As so, hotel and residential assets and all the “new” concepts in this market, such as co-living and build to rent, have shown to be spectacular opportunities to capitalize on a market that seems to have no limits when it comes to its expansion. However, we have noticed that, in addition to the fact that Portugal is becoming increasingly popular, not only in terms of destination, but also in terms of investment, we still notice some “holding back” on the part of some international players. This is something that's bound to happen, especially in a market whose popularity is, for all intents and purposes, very recent. On the other hand, we believe that it is neither fair nor correct to analyze the Portuguese track record based on a short time frame. The phenomenon of Portugal should be a special case study, and this week we tried to address this topic: people have to come here to understand what's going on.

Office buildings

Photo by Sean Pollock in Unsplash

In the course of the last year, despite the great difficulties and uncertainties of the market, we noticed that one of the trends resulting from the sudden changes felt by all sectors, the analysis of investment opportunities adopted an even more pragmatic and number-focused approach. This would always be something to be expected to happen, since no one could have prepared for such event. As so, we started hearing things like: “At this moment we are in a holding strategy, closely monitoring how the market is behaving and what the previews are in short, medium and long term”. What no one could have predicted was the sheer speed and intensity of the market bounce-back after vaccination programs had reached advanced stages, providing a much faster, and overall, more predictable, return to normality - compared to the rest of the world.

Residential buildings

Photo by Grant Lemons in Unsplash

We were chatting with GRI's Senior Director - Thiago Alves, who paid us a visit in our office, where we could exchange some behind-the-scenes impressions of the market.
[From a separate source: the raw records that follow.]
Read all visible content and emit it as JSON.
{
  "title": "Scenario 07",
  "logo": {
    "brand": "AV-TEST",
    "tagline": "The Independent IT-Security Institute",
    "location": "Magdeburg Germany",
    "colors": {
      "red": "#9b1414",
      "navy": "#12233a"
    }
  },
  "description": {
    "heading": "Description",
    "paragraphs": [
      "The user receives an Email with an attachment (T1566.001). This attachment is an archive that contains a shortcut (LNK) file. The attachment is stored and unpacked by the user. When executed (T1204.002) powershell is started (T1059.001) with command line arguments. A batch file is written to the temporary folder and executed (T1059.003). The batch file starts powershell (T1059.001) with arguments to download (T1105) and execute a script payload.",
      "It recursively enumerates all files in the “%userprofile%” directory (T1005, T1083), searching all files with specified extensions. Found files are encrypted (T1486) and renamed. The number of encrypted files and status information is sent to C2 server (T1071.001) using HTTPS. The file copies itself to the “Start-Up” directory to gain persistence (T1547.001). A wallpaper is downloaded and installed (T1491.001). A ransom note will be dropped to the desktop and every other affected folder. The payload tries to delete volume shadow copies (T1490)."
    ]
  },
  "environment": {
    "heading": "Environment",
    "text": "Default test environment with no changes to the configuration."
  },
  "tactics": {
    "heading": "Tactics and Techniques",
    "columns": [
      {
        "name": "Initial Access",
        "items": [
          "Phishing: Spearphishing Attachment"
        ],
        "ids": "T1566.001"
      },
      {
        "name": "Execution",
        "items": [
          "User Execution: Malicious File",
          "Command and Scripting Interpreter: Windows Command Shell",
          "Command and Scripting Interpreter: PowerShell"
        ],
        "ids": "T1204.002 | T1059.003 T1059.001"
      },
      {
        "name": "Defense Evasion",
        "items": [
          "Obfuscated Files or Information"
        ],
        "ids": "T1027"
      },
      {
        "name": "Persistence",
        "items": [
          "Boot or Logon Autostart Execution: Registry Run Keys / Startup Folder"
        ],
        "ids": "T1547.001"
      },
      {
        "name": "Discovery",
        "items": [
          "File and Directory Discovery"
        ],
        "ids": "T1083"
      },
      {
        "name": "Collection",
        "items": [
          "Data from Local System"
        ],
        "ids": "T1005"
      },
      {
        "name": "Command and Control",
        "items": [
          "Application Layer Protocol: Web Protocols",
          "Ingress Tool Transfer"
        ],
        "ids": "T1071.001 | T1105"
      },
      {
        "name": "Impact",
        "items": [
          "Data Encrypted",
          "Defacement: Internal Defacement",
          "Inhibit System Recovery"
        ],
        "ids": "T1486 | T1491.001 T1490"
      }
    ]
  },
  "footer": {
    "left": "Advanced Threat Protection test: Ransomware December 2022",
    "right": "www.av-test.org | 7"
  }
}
Simply put, the return of interest in investment in Portugal is back on the rise, and with it comes pressure from investment funds to allocate capital and comply with their proposed guidelines until the end of the last quarter of the year. In other words, we are talking about 30 new hotels that will open by the end of the year, as well as office buildings with post-pandemic workplace concepts, residential assets and also logistics. Interestingly enough, few deals are being closed at the time of publication of this article, and the reason lies in the players' hesitation.

However, a unanimous feeling was nurtured in our conversation: when the deals start to close, it will be an unprecedented wave of investment, at lightning speed.